Let's say you have a protobuf file called messages.proto
containing:
message User {
optional uint32 userID = 1;
enum UserType {
STANDARD = 0;
ADMIN = 1;
}
optional UserType type = 2;
}
python-protolite
will create a Python module messages
with a user
object which has a decode
and an encode
method. To encode a message you would do something like:
import messages
msg_enc = {'user_id': 123, 'type': messages.user_type.STANDARD}
data = messages.user.encode(msg_enc)
As you can see, python-protolite
changes camel-case variable names to underscore. On the other end, to decode the message you would do something similar:
import messages
msg_dec = messages.user.decode(data)
The variable msg_dec will be equal to msg_enc.

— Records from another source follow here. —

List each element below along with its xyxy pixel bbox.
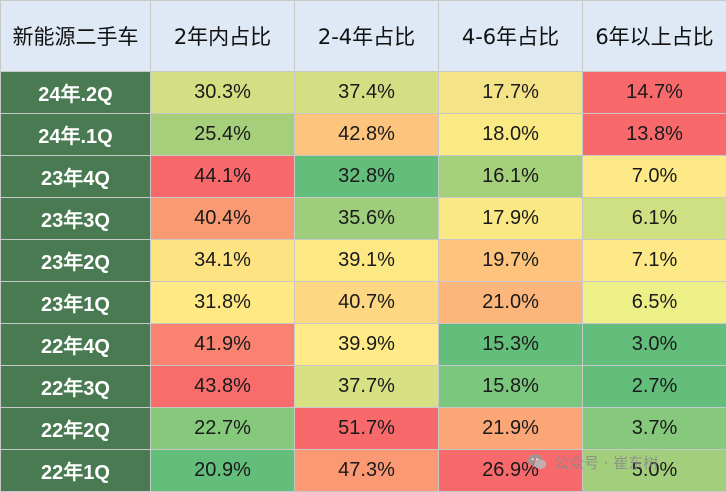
table-cell: 41.9% bbox=[151, 324, 295, 366]
wechat-icon bbox=[526, 451, 548, 473]
row-label: 23年1Q bbox=[1, 282, 151, 324]
header-2yr: 2年内占比 bbox=[151, 1, 295, 72]
table-cell: 21.0% bbox=[439, 282, 583, 324]
table-cell: 22.7% bbox=[151, 408, 295, 450]
table-cell: 19.7% bbox=[439, 240, 583, 282]
table-cell: 15.3% bbox=[439, 324, 583, 366]
table-cell: 3.7% bbox=[583, 408, 726, 450]
table-cell: 39.1% bbox=[295, 240, 439, 282]
table-cell: 20.9% bbox=[151, 450, 295, 492]
table-cell: 25.4% bbox=[151, 114, 295, 156]
table-cell: 39.9% bbox=[295, 324, 439, 366]
table-cell: 15.8% bbox=[439, 366, 583, 408]
watermark: 公众号 · 崔东树 bbox=[526, 449, 658, 475]
table-cell: 32.8% bbox=[295, 156, 439, 198]
table-cell: 30.3% bbox=[151, 72, 295, 114]
table-cell: 13.8% bbox=[583, 114, 726, 156]
row-label: 23年4Q bbox=[1, 156, 151, 198]
table-cell: 44.1% bbox=[151, 156, 295, 198]
row-label: 24年.1Q bbox=[1, 114, 151, 156]
table-cell: 18.0% bbox=[439, 114, 583, 156]
row-label: 22年3Q bbox=[1, 366, 151, 408]
table-cell: 14.7% bbox=[583, 72, 726, 114]
table-cell: 31.8% bbox=[151, 282, 295, 324]
table-cell: 6.1% bbox=[583, 198, 726, 240]
table-cell: 47.3% bbox=[295, 450, 439, 492]
table-cell: 37.4% bbox=[295, 72, 439, 114]
row-label: 24年.2Q bbox=[1, 72, 151, 114]
watermark-text: 公众号 · 崔东树 bbox=[554, 452, 658, 473]
table-cell: 51.7% bbox=[295, 408, 439, 450]
table-cell: 17.9% bbox=[439, 198, 583, 240]
header-6yr-plus: 6年以上占比 bbox=[583, 1, 726, 72]
table-cell: 2.7% bbox=[583, 366, 726, 408]
table-cell: 34.1% bbox=[151, 240, 295, 282]
header-2-4yr: 2-4年占比 bbox=[295, 1, 439, 72]
table-cell: 17.7% bbox=[439, 72, 583, 114]
table-cell: 21.9% bbox=[439, 408, 583, 450]
table-cell: 6.5% bbox=[583, 282, 726, 324]
table-cell: 3.0% bbox=[583, 324, 726, 366]
row-label: 22年4Q bbox=[1, 324, 151, 366]
table-cell: 37.7% bbox=[295, 366, 439, 408]
header-4-6yr: 4-6年占比 bbox=[439, 1, 583, 72]
table-cell: 7.1% bbox=[583, 240, 726, 282]
header-category: 新能源二手车 bbox=[1, 1, 151, 72]
table-cell: 40.4% bbox=[151, 198, 295, 240]
table-cell: 7.0% bbox=[583, 156, 726, 198]
table-cell: 16.1% bbox=[439, 156, 583, 198]
row-label: 22年2Q bbox=[1, 408, 151, 450]
table-cell: 35.6% bbox=[295, 198, 439, 240]
table-cell: 43.8% bbox=[151, 366, 295, 408]
row-label: 23年2Q bbox=[1, 240, 151, 282]
row-label: 23年3Q bbox=[1, 198, 151, 240]
table-cell: 40.7% bbox=[295, 282, 439, 324]
header-row: 新能源二手车 2年内占比 2-4年占比 4-6年占比 6年以上占比 bbox=[1, 1, 726, 72]
table-cell: 42.8% bbox=[295, 114, 439, 156]
row-label: 22年1Q bbox=[1, 450, 151, 492]
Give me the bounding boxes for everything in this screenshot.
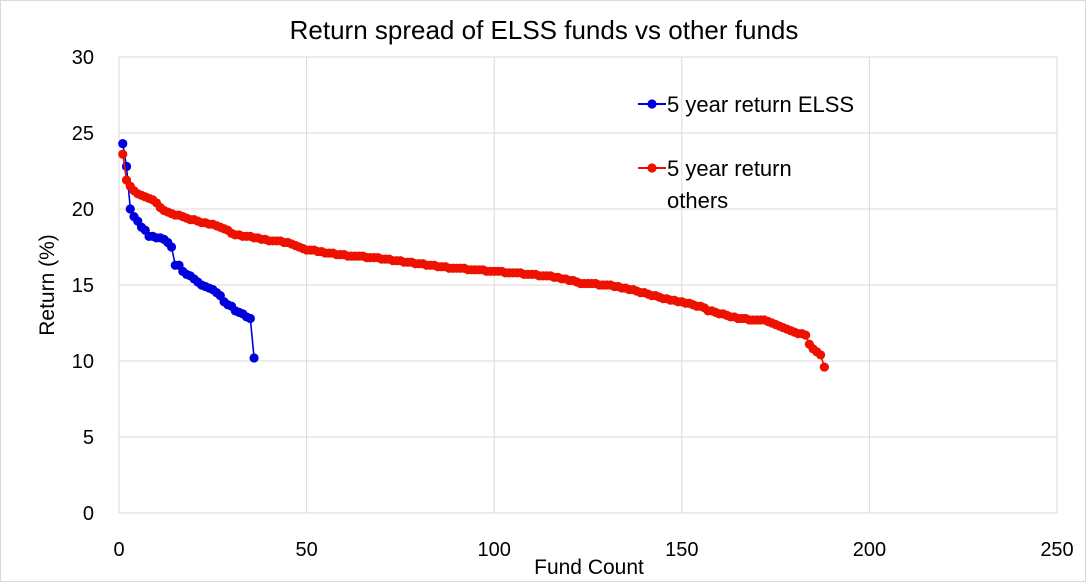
data-point [118, 139, 128, 149]
data-point [816, 350, 826, 360]
series-others [118, 149, 829, 372]
legend-marker [647, 163, 657, 173]
y-tick-label: 20 [72, 199, 94, 221]
gridlines [118, 56, 1058, 514]
x-tick-label: 50 [295, 539, 317, 561]
x-tick-label: 250 [1040, 539, 1073, 561]
series-elss [118, 139, 259, 363]
y-axis-label: Return (%) [36, 234, 59, 336]
data-point [801, 330, 811, 340]
series-line [122, 154, 826, 368]
legend-marker [647, 99, 657, 109]
series-layer [118, 139, 829, 372]
x-tick-label: 0 [113, 539, 124, 561]
x-tick-label: 150 [665, 539, 698, 561]
data-point [125, 204, 135, 214]
legend: 5 year return ELSS 5 year return others [638, 92, 854, 213]
legend-label: 5 year return ELSS [667, 92, 854, 117]
y-tick-label: 30 [72, 47, 94, 69]
legend-label: others [667, 188, 728, 213]
chart-title: Return spread of ELSS funds vs other fun… [290, 15, 799, 45]
x-axis-label: Fund Count [534, 556, 644, 579]
data-point [819, 362, 829, 372]
legend-label: 5 year return [667, 156, 792, 181]
x-tick-label: 200 [853, 539, 886, 561]
data-point [245, 313, 255, 324]
y-tick-label: 10 [72, 351, 94, 373]
y-tick-label: 25 [72, 123, 94, 145]
x-axis-ticks: 0 50 100 150 200 250 [113, 539, 1073, 561]
y-tick-label: 0 [83, 503, 94, 525]
data-point [249, 353, 259, 363]
data-point [118, 149, 128, 159]
y-tick-label: 5 [83, 427, 94, 449]
y-axis-ticks: 0 5 10 15 20 25 30 [72, 47, 94, 525]
series-line [122, 143, 255, 359]
x-tick-label: 100 [478, 539, 511, 561]
data-point [166, 242, 177, 252]
y-tick-label: 15 [72, 275, 94, 297]
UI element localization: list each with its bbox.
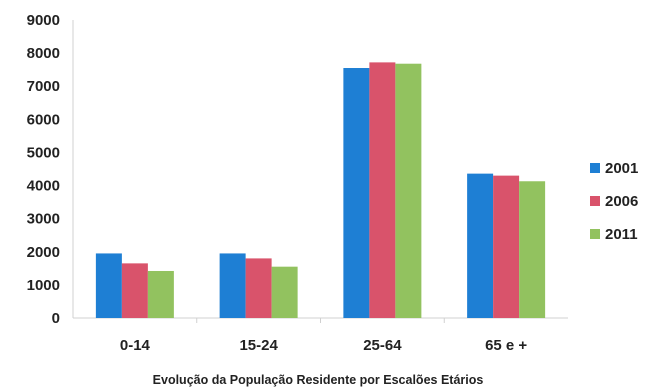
x-tick-label: 25-64 bbox=[363, 337, 402, 354]
bar bbox=[121, 263, 148, 318]
y-tick-label: 3000 bbox=[27, 211, 60, 228]
bar bbox=[493, 175, 520, 318]
y-tick-label: 8000 bbox=[27, 45, 60, 62]
legend-label: 2001 bbox=[605, 160, 638, 177]
legend-label: 2011 bbox=[605, 226, 638, 243]
x-axis-ticks: 0-14 15-24 25-64 65 e + bbox=[120, 337, 528, 354]
bar bbox=[95, 253, 122, 318]
legend-swatch bbox=[590, 229, 600, 239]
y-tick-label: 9000 bbox=[27, 12, 60, 29]
y-tick-label: 6000 bbox=[27, 111, 60, 128]
bar bbox=[395, 63, 422, 318]
y-tick-label: 4000 bbox=[27, 178, 60, 195]
bar bbox=[219, 253, 246, 318]
y-tick-label: 5000 bbox=[27, 144, 60, 161]
legend: 2001 2006 2011 bbox=[590, 160, 638, 243]
y-tick-label: 0 bbox=[52, 310, 60, 327]
bars bbox=[95, 62, 546, 319]
x-tick-label: 65 e + bbox=[485, 337, 527, 354]
legend-swatch bbox=[590, 163, 600, 173]
y-tick-label: 7000 bbox=[27, 78, 60, 95]
legend-swatch bbox=[590, 196, 600, 206]
x-tick-label: 0-14 bbox=[120, 337, 151, 354]
y-tick-label: 2000 bbox=[27, 244, 60, 261]
bar bbox=[467, 173, 494, 318]
bar bbox=[519, 181, 546, 318]
bar bbox=[343, 68, 370, 318]
bar bbox=[369, 62, 396, 319]
bar bbox=[147, 270, 174, 318]
bar bbox=[245, 258, 272, 318]
y-axis-ticks: 0 1000 2000 3000 4000 5000 6000 7000 8000 9000 bbox=[27, 12, 60, 327]
x-axis-label: Evolução da População Residente por Esca… bbox=[153, 373, 484, 387]
x-tick-label: 15-24 bbox=[239, 337, 278, 354]
y-tick-label: 1000 bbox=[27, 277, 60, 294]
bar bbox=[271, 266, 298, 318]
legend-label: 2006 bbox=[605, 193, 638, 210]
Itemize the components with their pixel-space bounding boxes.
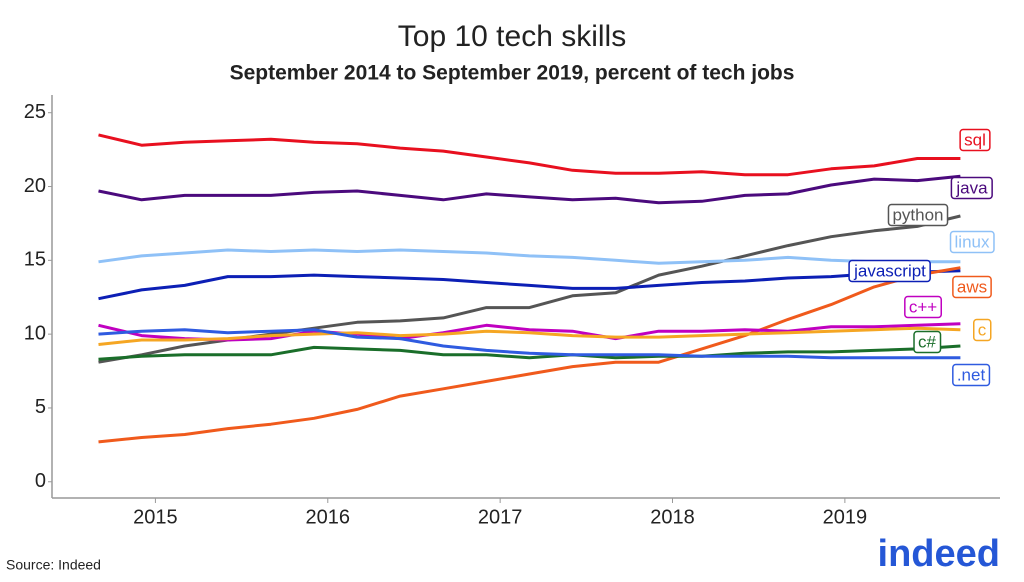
series-line [98, 328, 961, 360]
y-tick-label: 15 [24, 249, 46, 271]
legend-box [952, 275, 992, 299]
legend-label: python [892, 205, 943, 224]
x-tick-label: 2016 [306, 506, 351, 528]
y-tick-label: 25 [24, 101, 46, 123]
legend-label: c++ [909, 297, 937, 316]
series-line [98, 174, 961, 205]
series-line [98, 133, 961, 177]
y-tick-label: 5 [35, 396, 46, 418]
legend-label: sql [964, 130, 986, 149]
legend-box [950, 176, 993, 200]
legend-label: aws [957, 277, 987, 296]
legend-box [973, 318, 992, 342]
y-tick-label: 10 [24, 322, 46, 344]
x-tick-label: 2018 [650, 506, 695, 528]
source-note: Source: Indeed [6, 557, 101, 573]
chart-title: Top 10 tech skills [398, 20, 626, 53]
logo: indeed [878, 533, 1000, 575]
series-line [98, 269, 961, 301]
legend-box [949, 230, 995, 254]
y-tick-label: 20 [24, 175, 46, 197]
x-tick-label: 2015 [133, 506, 178, 528]
legend-box [904, 295, 942, 319]
series-line [98, 266, 961, 444]
legend-box [848, 259, 931, 283]
legend-label: javascript [853, 261, 926, 280]
legend-label: linux [955, 232, 990, 251]
y-tick-label: 0 [35, 470, 46, 492]
legend-label: .net [957, 365, 986, 384]
x-tick-label: 2019 [823, 506, 868, 528]
legend-label: c# [918, 332, 937, 351]
x-tick-label: 2017 [478, 506, 523, 528]
legend-box [952, 363, 991, 387]
legend-box [913, 330, 942, 354]
chart-subtitle: September 2014 to September 2019, percen… [230, 62, 795, 85]
legend-box [887, 203, 949, 227]
series-line [98, 326, 961, 346]
series-line [98, 344, 961, 361]
legend-label: c [978, 320, 987, 339]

The message objects also contain a pretty print method. Calling message.user.pprint(msg_enc)
would produce:
{
"type": "STANDARD",
"user_id": 123
}
You can pass the keyword argument stream
to pprint
to write to a stream different than sys.stdout.
If you download the source code from github you will see a grammar
directory at the root level. This directory contains all the files used to create the parser and lexer in protolite.parser
, the module used by python-protolitec
to parse the protobuf definition files. If you are familiar with Antlr you can edit the proto_lexer.g
and proto_parser.g
files in this directory to create a new Python parser and/or lexer using the Antlr jar in the same directory:
cd grammar
java -jar antlr-3.1.3.jar -fo . proto_lexer.g
java -jar antlr-3.1.3.jar -fo . proto_parser.g
This will create four files: proto_lexer.py
, proto_lexer.tokens
, proto_parser.py
and proto_parser.tokens
. You can leave the *.tokens files where they are but move the *.py files to protolite/parser to use your new parser with python-protolitec
. If you want to use a different version of Antlr do so at your own risk. You will likely need the new Antlr version to match the Python runtime version in setup.py.